Condizioni per i Minori

Reviewonline.it si preoccupa della sicurezza e della privacy dei propri telespettatori e in modo particolare dei minori, Per questa ragione, l’Utente adulto che intenda permettere ai propri figli minori da 0 a  14 anni di accedere al Servizio web e a controllare il loro accesso al Servizio. Andranno in onda tg, programmi per la famiglia. L’azienda M.G Group proprietaria del sito rispetta le condizioni europee sui minori.

Tutto ciò premesso, Reviewonline.it tiene opportuno non solo impegnarsi a uno scrupoloso rispetto della normativa vigente a tutela dei minori, ma anche a dar vita a un codice di autoregolamentazione che possa assicurare contributi positivi allo sviluppo della loro personalità e comunque che eviti messaggi che possano danneggiarla nel rispetto della Convenzione ONU che impegna ad adottare appropriati codici di condotta affinché il bambino/a sia protetto da informazioni e materiali dannosi al suo benessere (art.17).
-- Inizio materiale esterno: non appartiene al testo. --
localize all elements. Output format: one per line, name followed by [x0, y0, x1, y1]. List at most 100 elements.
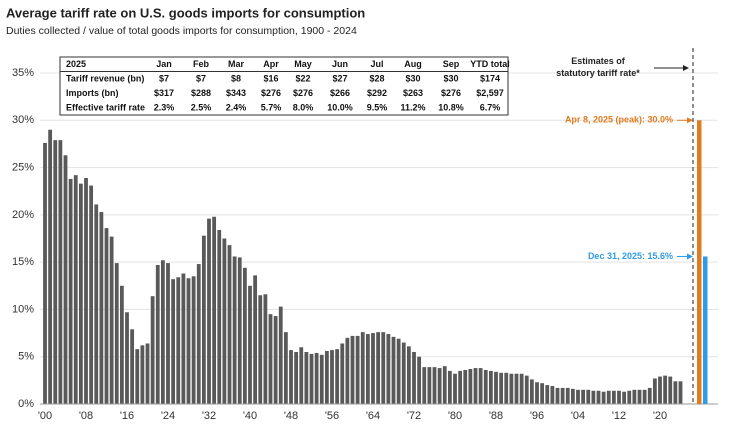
- x-tick-label: '64: [366, 410, 380, 422]
- bar: [119, 285, 124, 404]
- bar: [58, 140, 63, 404]
- bar: [473, 368, 478, 404]
- table-row-label: Tariff revenue (bn): [66, 74, 144, 84]
- table-cell: Jun: [332, 59, 348, 69]
- bar: [432, 367, 437, 404]
- x-tick-label: '08: [79, 410, 93, 422]
- bar: [140, 345, 145, 404]
- bar: [258, 295, 263, 404]
- bar: [360, 332, 365, 404]
- bar: [396, 338, 401, 404]
- y-tick-label: 30%: [12, 114, 34, 126]
- table-cell: $22: [295, 74, 310, 84]
- bar: [652, 378, 657, 404]
- bar: [78, 183, 83, 404]
- table-cell: $7: [196, 74, 206, 84]
- bar: [186, 278, 191, 404]
- estimate-bar: [703, 256, 708, 404]
- table-cell: YTD total: [470, 59, 510, 69]
- bar: [647, 387, 652, 404]
- bar: [345, 337, 350, 404]
- bar: [550, 386, 555, 404]
- bar: [576, 389, 580, 404]
- bar: [63, 155, 68, 404]
- bar: [212, 216, 217, 404]
- table-cell: Sep: [443, 59, 460, 69]
- y-tick-label: 10%: [12, 303, 34, 315]
- bar: [84, 177, 88, 404]
- bar: [176, 277, 181, 404]
- bar: [376, 332, 381, 404]
- table-cell: $8: [231, 74, 241, 84]
- y-tick-label: 0%: [18, 398, 34, 410]
- bar: [668, 376, 673, 404]
- bar: [519, 373, 524, 404]
- bar: [309, 353, 314, 404]
- table-cell: $263: [403, 88, 423, 98]
- x-tick-label: '00: [38, 410, 52, 422]
- bar: [663, 375, 668, 404]
- bar: [294, 351, 299, 404]
- bar: [319, 354, 324, 404]
- bar: [201, 235, 206, 404]
- bar: [114, 263, 119, 404]
- x-tick-label: '04: [571, 410, 585, 422]
- bar: [529, 379, 534, 404]
- bar: [340, 343, 345, 404]
- bar: [601, 391, 606, 404]
- bar: [586, 389, 591, 404]
- bar: [155, 264, 160, 404]
- table-cell: 2.5%: [191, 103, 212, 113]
- bar: [570, 388, 575, 404]
- estimates-title: Estimates of statutory tariff rate*: [556, 56, 640, 78]
- x-tick-label: '96: [530, 410, 544, 422]
- estimate-label: Dec 31, 2025: 15.6%: [588, 251, 673, 261]
- bar: [386, 334, 391, 404]
- x-tick-label: '72: [407, 410, 421, 422]
- bar: [355, 335, 360, 404]
- table-cell: $27: [332, 74, 347, 84]
- bar: [73, 175, 78, 404]
- bar: [478, 368, 483, 404]
- y-tick-label: 35%: [12, 67, 34, 79]
- bar: [596, 390, 601, 404]
- table-cell: Feb: [193, 59, 210, 69]
- y-tick-label: 15%: [12, 256, 34, 268]
- y-tick-label: 5%: [18, 351, 34, 363]
- table-cell: $276: [293, 88, 313, 98]
- bar: [371, 333, 375, 404]
- x-tick-label: '56: [325, 410, 339, 422]
- table-cell: 5.7%: [261, 103, 282, 113]
- chart-title: Average tariff rate on U.S. goods import…: [6, 5, 365, 20]
- bar: [365, 334, 370, 404]
- bar: [109, 236, 114, 404]
- bar: [217, 229, 222, 404]
- bar: [381, 332, 386, 404]
- bar: [283, 332, 288, 404]
- bar: [494, 371, 498, 404]
- table-cell: $28: [369, 74, 384, 84]
- bar: [314, 352, 319, 404]
- x-tick-label: '48: [284, 410, 298, 422]
- bar: [509, 373, 514, 404]
- table-cell: 9.5%: [367, 103, 388, 113]
- table-cell: $288: [191, 88, 211, 98]
- bar: [535, 382, 539, 404]
- bar: [504, 372, 509, 404]
- y-tick-label: 20%: [12, 209, 34, 221]
- bar: [447, 370, 452, 404]
- table-cell: Mar: [228, 59, 245, 69]
- bar: [99, 212, 104, 404]
- bar: [524, 375, 529, 404]
- bar: [248, 285, 252, 404]
- bar: [412, 351, 416, 404]
- table-cell: $266: [330, 88, 350, 98]
- bar: [488, 370, 493, 404]
- bar: [191, 276, 196, 404]
- bar: [422, 367, 427, 404]
- table-cell: $276: [261, 88, 281, 98]
- table-cell: 10.8%: [438, 103, 464, 113]
- bar: [560, 387, 565, 404]
- table-cell: $174: [480, 74, 500, 84]
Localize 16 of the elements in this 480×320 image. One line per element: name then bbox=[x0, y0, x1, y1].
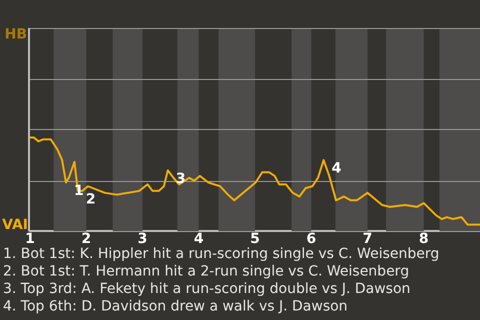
text: 2. Bot 1st: T. Hermann hit a 2-run single vs C. Weisenberg bbox=[3, 264, 410, 280]
annotation: 4 bbox=[332, 160, 342, 177]
x-tick-label: 6 bbox=[306, 231, 316, 248]
x-tick-label: 1 bbox=[25, 231, 35, 248]
text: 1. Bot 1st: K. Hippler hit a run-scoring single vs C. Weisenberg bbox=[3, 246, 440, 262]
x-tick-label: 3 bbox=[138, 231, 148, 248]
annotation: 2 bbox=[86, 192, 96, 208]
x-tick-label: 7 bbox=[362, 231, 372, 248]
text: 4. Top 6th: D. Davidson drew a walk vs J. Dawson bbox=[3, 298, 348, 314]
text: VAI bbox=[2, 216, 28, 233]
text: 3. Top 3rd: A. Fekety hit a run-scoring double vs J. Dawson bbox=[3, 281, 410, 297]
x-tick-label: 5 bbox=[250, 231, 260, 248]
text: HB bbox=[4, 26, 27, 43]
x-tick-label: 4 bbox=[194, 231, 204, 248]
x-tick-label: 2 bbox=[81, 231, 92, 248]
x-tick-label: 8 bbox=[418, 231, 429, 248]
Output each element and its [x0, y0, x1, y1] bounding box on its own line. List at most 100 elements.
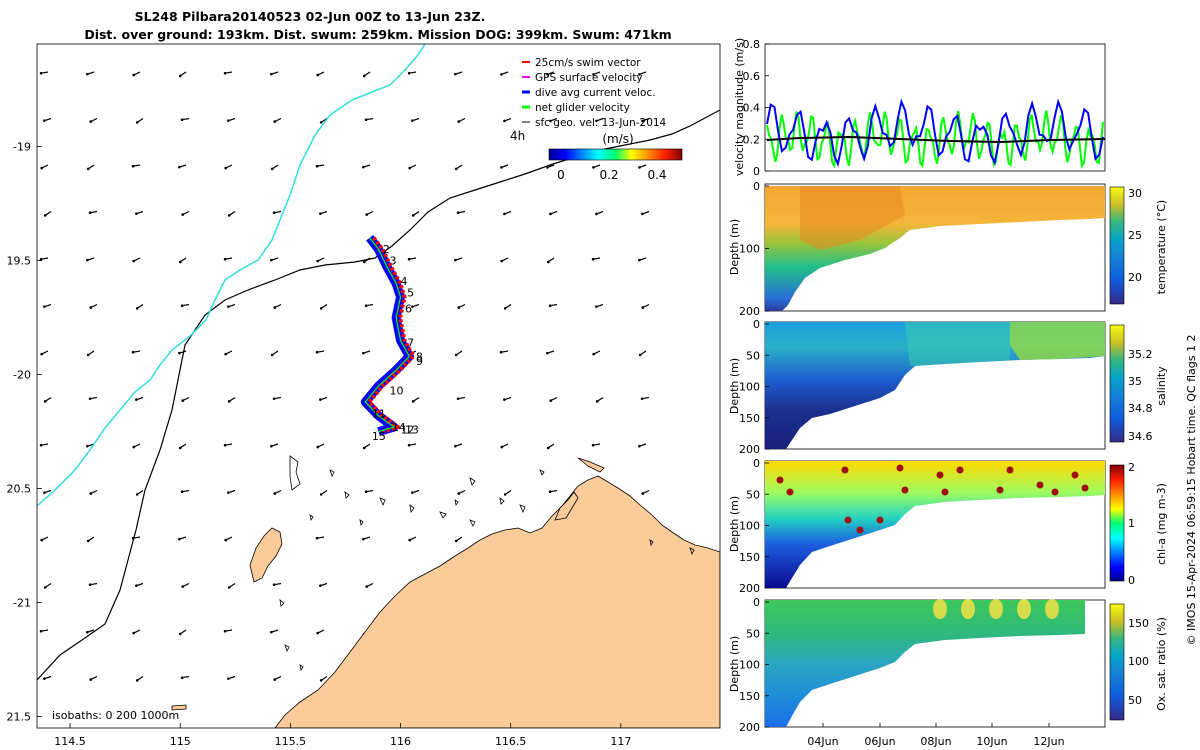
vector-arrow-head — [503, 307, 507, 310]
vector-arrow-head — [549, 399, 553, 402]
vector-arrow-head — [39, 443, 43, 447]
chla-hotspot — [844, 516, 852, 524]
vector-arrow-head — [86, 539, 90, 543]
ytick-label: 0 — [753, 596, 760, 609]
vector-arrow-head — [638, 258, 641, 262]
salinity-cb-tick-2: 34.8 — [1128, 402, 1153, 415]
velocity-ylabel: velocity magnitude (m/s) — [733, 38, 746, 176]
vector-arrow-head — [457, 492, 461, 495]
vector-arrow-head — [43, 677, 46, 680]
vector-arrow-head — [178, 260, 182, 264]
chla-cb-tick-1: 1 — [1128, 517, 1135, 530]
legend-entry-swim: 25cm/s swim vector — [535, 57, 641, 69]
vector-arrow-head — [638, 353, 642, 357]
vector-arrow-head — [135, 679, 139, 682]
oxygen-high-spot — [989, 599, 1003, 619]
vector-arrow-head — [546, 351, 549, 355]
vector-arrow-head — [272, 583, 276, 587]
velocity-axis-ticks: 0 0.2 0.4 0.6 0.8 — [743, 38, 769, 178]
chla-colorbar — [1109, 464, 1125, 582]
vector-arrow-head — [180, 676, 184, 680]
vector-arrow-head — [591, 257, 595, 261]
ytick-label: 0 — [753, 180, 760, 193]
vector-arrow-head — [86, 167, 90, 171]
ytick-label: 0.8 — [743, 38, 761, 51]
ytick-label: 200 — [739, 305, 760, 318]
map-colorbar-tick-2: 0.4 — [647, 168, 666, 182]
vector-arrow-head — [456, 211, 460, 215]
vector-arrow-head — [223, 629, 227, 633]
ytick-label: 50 — [746, 627, 760, 640]
ytick-label: 0.2 — [743, 133, 761, 146]
vector-arrow-head — [227, 400, 231, 403]
vector-arrow-head — [135, 398, 138, 401]
vector-arrow-head — [227, 119, 230, 122]
land-barrow-island — [249, 527, 283, 583]
temperature-cb-label: temperature (°C) — [1155, 200, 1168, 294]
vector-arrow-head — [456, 397, 460, 401]
vector-arrow-head — [180, 118, 184, 122]
vector-arrow-head — [548, 490, 552, 494]
vector-arrow-head — [315, 350, 319, 354]
vector-arrow-head — [86, 72, 89, 76]
land-small-island — [577, 457, 605, 473]
vector-arrow-head — [132, 445, 136, 449]
vector-arrow-head — [224, 166, 228, 170]
oxygen-high-spot — [1017, 599, 1031, 619]
ytick-label: 150 — [739, 690, 760, 703]
vector-arrow-head — [43, 119, 46, 122]
vector-arrow-head — [641, 212, 644, 216]
vector-arrow-head — [272, 211, 276, 215]
vector-arrow-head — [135, 307, 139, 310]
vector-arrow-head — [88, 397, 92, 401]
vector-arrow-head — [364, 490, 368, 494]
salinity-mid-patch — [905, 322, 1010, 366]
ytick-label: 0.4 — [743, 102, 761, 115]
vector-arrow-head — [546, 446, 550, 450]
oxygen-cb-tick-1: 100 — [1128, 655, 1149, 668]
vector-arrow-head — [132, 259, 136, 263]
credit-text: © IMOS 15-Apr-2024 06:59:15 Hobart time.… — [1185, 335, 1198, 646]
map-axis-ticks: 114.5 115 115.5 116 116.5 117-1919.5-2020.5-2… — [7, 141, 632, 748]
land-islet — [171, 704, 187, 711]
vector-arrow-head — [411, 400, 415, 403]
isobath-1000m — [37, 44, 426, 507]
vector-arrow-head — [595, 400, 599, 403]
legend-entry-dive: dive avg current veloc. — [535, 87, 656, 99]
map-ytick-label: -20 — [13, 369, 31, 382]
vector-arrow-head — [503, 119, 506, 123]
chla-hotspots — [776, 464, 1089, 534]
map-colorbar-tick-1: 0.2 — [599, 168, 618, 182]
map-legend: 25cm/s swim vector GPS surface velocity … — [510, 57, 683, 182]
oxygen-high-spot — [933, 599, 947, 619]
vector-arrow-head — [500, 445, 504, 449]
vector-arrow-head — [454, 167, 458, 171]
salinity-colorbar — [1109, 324, 1125, 443]
chla-hotspot — [856, 526, 864, 534]
vector-arrow-head — [178, 632, 182, 636]
vector-arrow-head — [362, 537, 365, 541]
oxygen-high-spot — [961, 599, 975, 619]
vector-arrow-head — [178, 165, 181, 169]
legend-time-label: 4h — [510, 129, 525, 143]
vector-arrow-head — [641, 306, 645, 309]
map-ytick-label: -21 — [13, 597, 31, 610]
vector-arrow-head — [270, 353, 274, 357]
surface-velocity-field — [39, 71, 650, 682]
oxygen-colorbar — [1109, 603, 1125, 721]
vector-arrow-head — [135, 584, 138, 587]
track-day-label: 8 — [416, 350, 423, 363]
vector-arrow-head — [272, 397, 276, 401]
vector-arrow-head — [500, 73, 503, 76]
vector-arrow-head — [178, 74, 182, 78]
ytick-label: 50 — [746, 349, 760, 362]
ytick-label: 100 — [739, 520, 760, 533]
vector-arrow-head — [273, 306, 277, 309]
vector-arrow-head — [89, 306, 93, 309]
chla-hotspot — [786, 488, 794, 496]
track-day-label: 10 — [390, 385, 404, 398]
ytick-label: 150 — [739, 412, 760, 425]
vector-arrow-head — [316, 445, 320, 449]
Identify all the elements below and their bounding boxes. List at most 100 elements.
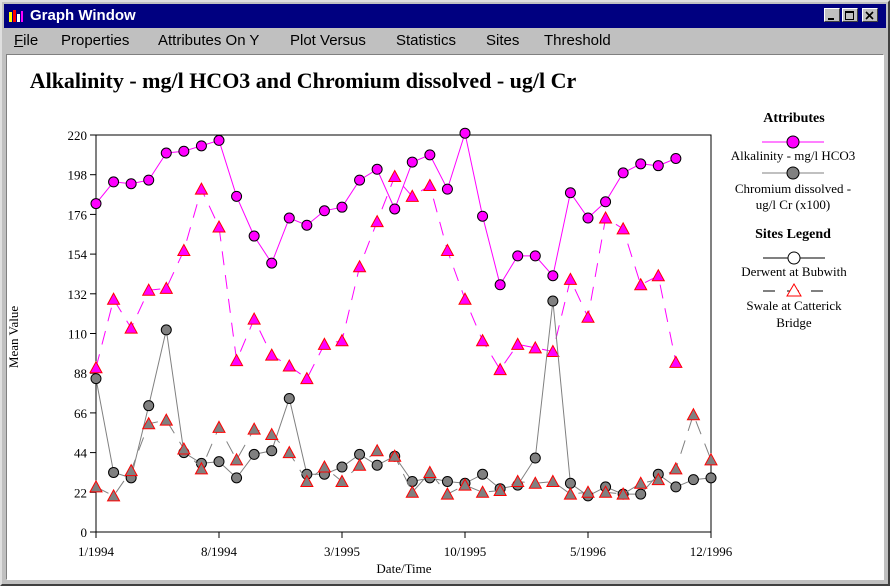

Reviewonline.it, fermo restando il rispetto delle norme vigenti a tutela dei minori e in particolare delle disposizioni contenute nell’art.8, c.1, e nell’art.15, comma 10, della legge n. 223/90, si impegnano a:
migliorare ed elevare la qualità delle trasmissioni televisive destinate ai minori;
aiutare gli adulti, le famiglie e i minori a un uso corretto ed appropriato delle trasmissioni televisive, tenendo conto delle esigenze del bambino, sia rispetto alla qualità che alla quantità; ciò per evitare il pericolo di una dipendenza dalla televisione e di imitazione dei modelli televisivi, per consentire una scelta critica dei programmi;
collaborare col sistema scolastico per educare i minori a una corretta ed adeguata alfabetizzazione televisiva, anche con il supporto di esperti di settore;
assegnare alle trasmissioni per minori personale appositamente preparato e di alta qualità;
sensibilizzare in maniera specifica il pubblico ai problemi della disabilità, del disadattamento sociale, del disagio psichico in età evolutiva, in maniera di aiutare e non ferire le esigenze dei minori in queste condizioni;
sensibilizzare ai problemi dell’infanzia, tutte le figure professionali coinvolte nelle trasmissioni, nelle forme ritenute opportune da ciascuna Impresa televisiva;
diffondere presso tutti i propri operatori il contenuto del presente Codice di autoregolamentazione.